4. The method of claim 1, comprising maintaining contact points between adjacent parts in a respective asset to match in the shape generation.

5. The method of claim 1, wherein the ranking comprises:

using shape energy metrics in which higher shape energy values indicate higher plausibility of the respective shape variation.

6. The method of claim 1, wherein the generating, ranking, and outputting are online stages executed in response to an input command for N variations of an asset selected from the library database.

7. The method of claim 6, wherein the input comprises an image.

8. The method of claim 6, wherein the input comprises text.

9. A processor system configured to:

execute a software-implemented parts segmenter on at least some assets in a database, the assets comprising respective three dimensional (3D) images of objects, for producing segmented parts of the respective assets;

for at least some of the segmented parts, generate a respective adjacency graph, at least one shape descriptor, and a similarity matrix, the adjacency graph representing a hierarchy of the part in the respective asset, the shape descriptor quantifying shape structure of the respective segmented part, the similarity matrix representing a similarity of the respective part to other parts;

receive a command to generate plural shape variations of an input;

using the input, generate the plural shape variations at least in part using some of the adjacency graphs, shape descriptors, and similarity matrices of respective parts;

rank at least some of the plural shape variations to establish a ranking; and

present on at least one display at least some of the shape variations according to the ranking.
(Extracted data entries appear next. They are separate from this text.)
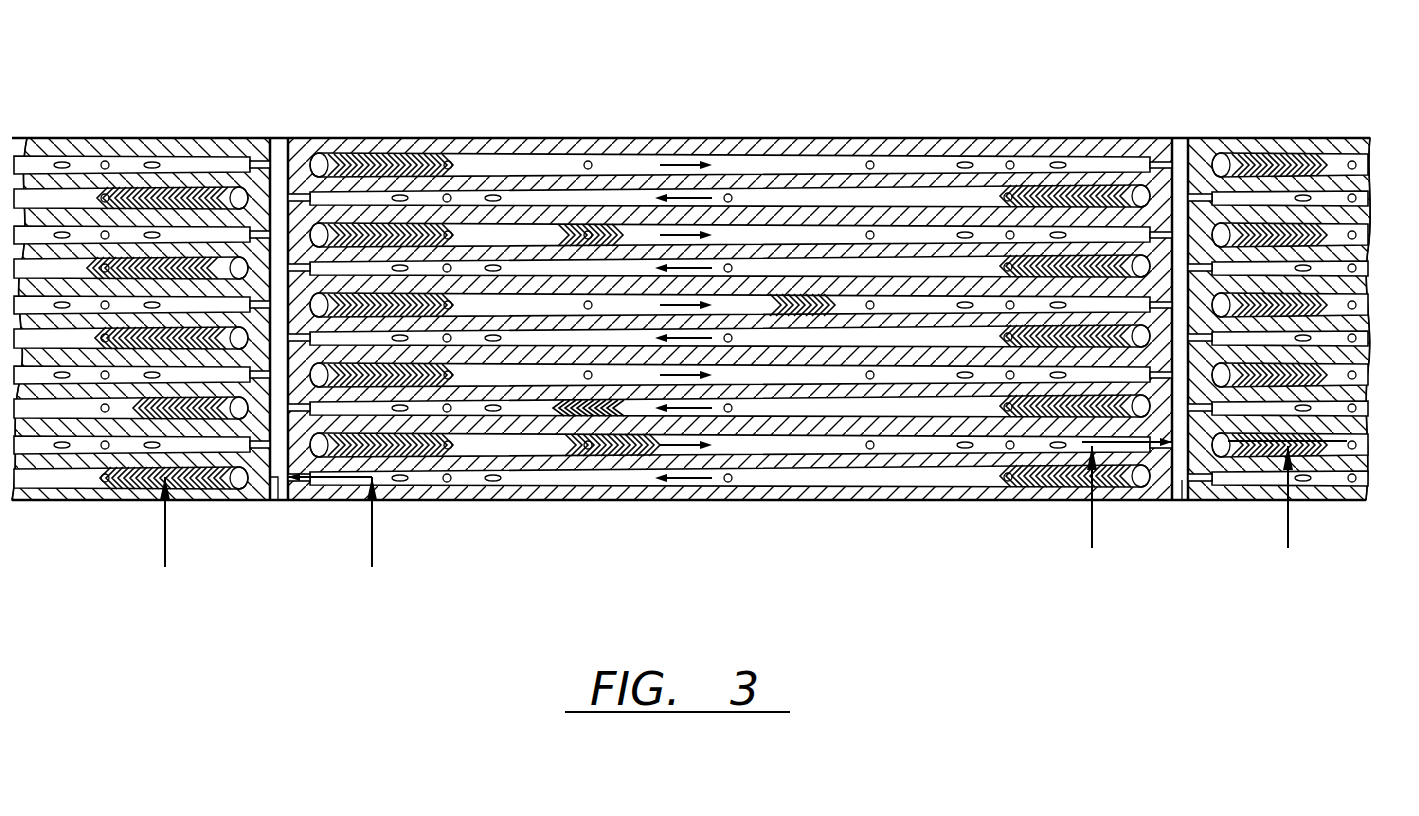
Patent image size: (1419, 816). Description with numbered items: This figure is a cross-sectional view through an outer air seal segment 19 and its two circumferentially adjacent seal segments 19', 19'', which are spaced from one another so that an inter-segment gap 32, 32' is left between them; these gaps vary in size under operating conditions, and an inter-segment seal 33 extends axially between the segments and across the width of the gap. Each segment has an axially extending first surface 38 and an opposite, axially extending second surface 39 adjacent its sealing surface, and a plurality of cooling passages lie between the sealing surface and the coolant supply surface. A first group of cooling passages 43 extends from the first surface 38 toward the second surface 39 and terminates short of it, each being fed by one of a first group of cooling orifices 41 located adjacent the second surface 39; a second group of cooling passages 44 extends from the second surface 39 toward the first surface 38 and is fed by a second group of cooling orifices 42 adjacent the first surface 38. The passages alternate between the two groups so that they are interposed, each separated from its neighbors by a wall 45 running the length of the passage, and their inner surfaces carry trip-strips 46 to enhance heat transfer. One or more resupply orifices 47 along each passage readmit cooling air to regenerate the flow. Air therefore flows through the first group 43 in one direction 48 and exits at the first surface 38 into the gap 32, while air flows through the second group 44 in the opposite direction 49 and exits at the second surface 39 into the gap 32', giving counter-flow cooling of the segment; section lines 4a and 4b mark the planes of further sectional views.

The outer air seal segment 19 is at (730, 290).
The adjacent seal segment 19' is at (141, 287).
The adjacent seal segment 19'' is at (1283, 274).
The inter-segment gap 32 is at (315, 289).
The inter-segment gap 32' is at (1207, 360).
The inter-segment seal 33 is at (275, 500).
The first surface 38 is at (272, 138).
The second surface 39 is at (1188, 166).
The first group of cooling orifices 41 is at (232, 262).
The second group of cooling orifices 42 is at (352, 300).
The first group of cooling passages 43 is at (551, 240).
The second group of cooling passages 44 is at (828, 240).
The wall 45 is at (1005, 245).
The trip-strips 46 is at (124, 192).
The resupply orifice 47 is at (105, 481).
The first flow direction 48 is at (725, 192).
The second flow direction 49 is at (676, 160).
The section line 4a is at (285, 524).
The section line 4b is at (1214, 496).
10. The processor system of claim 9, wherein the input comprises text.

11. The processor system of claim 9, wherein the input comprises an image.

12. The processor system of claim 9, wherein the processor system is configured to:

rank at least some of the plural shape variations to establish a ranking at least in part by removing some shape variations and ranking remaining shape variations by determining shape energy.

13. The processor system of claim 12, wherein the processor system is configured to calculate the shape energy using a metric calculated on an individual part and which represents a similarity score between an original part and a replacement part.

14. The processor system of claim 13, wherein the processor system is configured to calculate the shape energy using a metric calculated based on a context of a part in an overall shape.

15. The processor system of claim 9, wherein the at least one shape descriptor comprises a point-level descriptor representing an orientation of a surface of the respective part.

16. The processor system of claim 15, wherein the point-level descriptor represents a distribution of points of the respective part in 3D space to indicate curvature variations of the respective part.

17. The processor system of claim 9, wherein the at least one shape descriptor comprises a segment-level descriptor representing an overall geometry of the respective part including how linear or spherical or planar a shape of the respective part is.

18. A device comprising:

at least one computer memory that is not a transitory signal and that includes instructions executable by at least one processor system to:

execute a machine learning (ML) pipeline on 3D assets to produce shape variations of the assets without any meta data including part labels, part structure, and part similarity metrics given explicitly alongside the 3D assets, the pipeline being executed in an offline stage and an offline stage, the offline stage comprising:

for at least some of the 3D assets, identifying individual parts of the respective 3D asset;

the online stage comprising:

receiving an input and based on the input, generating plural shape variations;

ranking at least some of the shape variations using part similarity metrics; and

presenting at least some of the shape variations on a display consistent with the ranking.

19. The device of claim 18, wherein the input comprises a text description of a 3D object.

20. The device of claim 18, wherein the input comprises in image of a 3D object.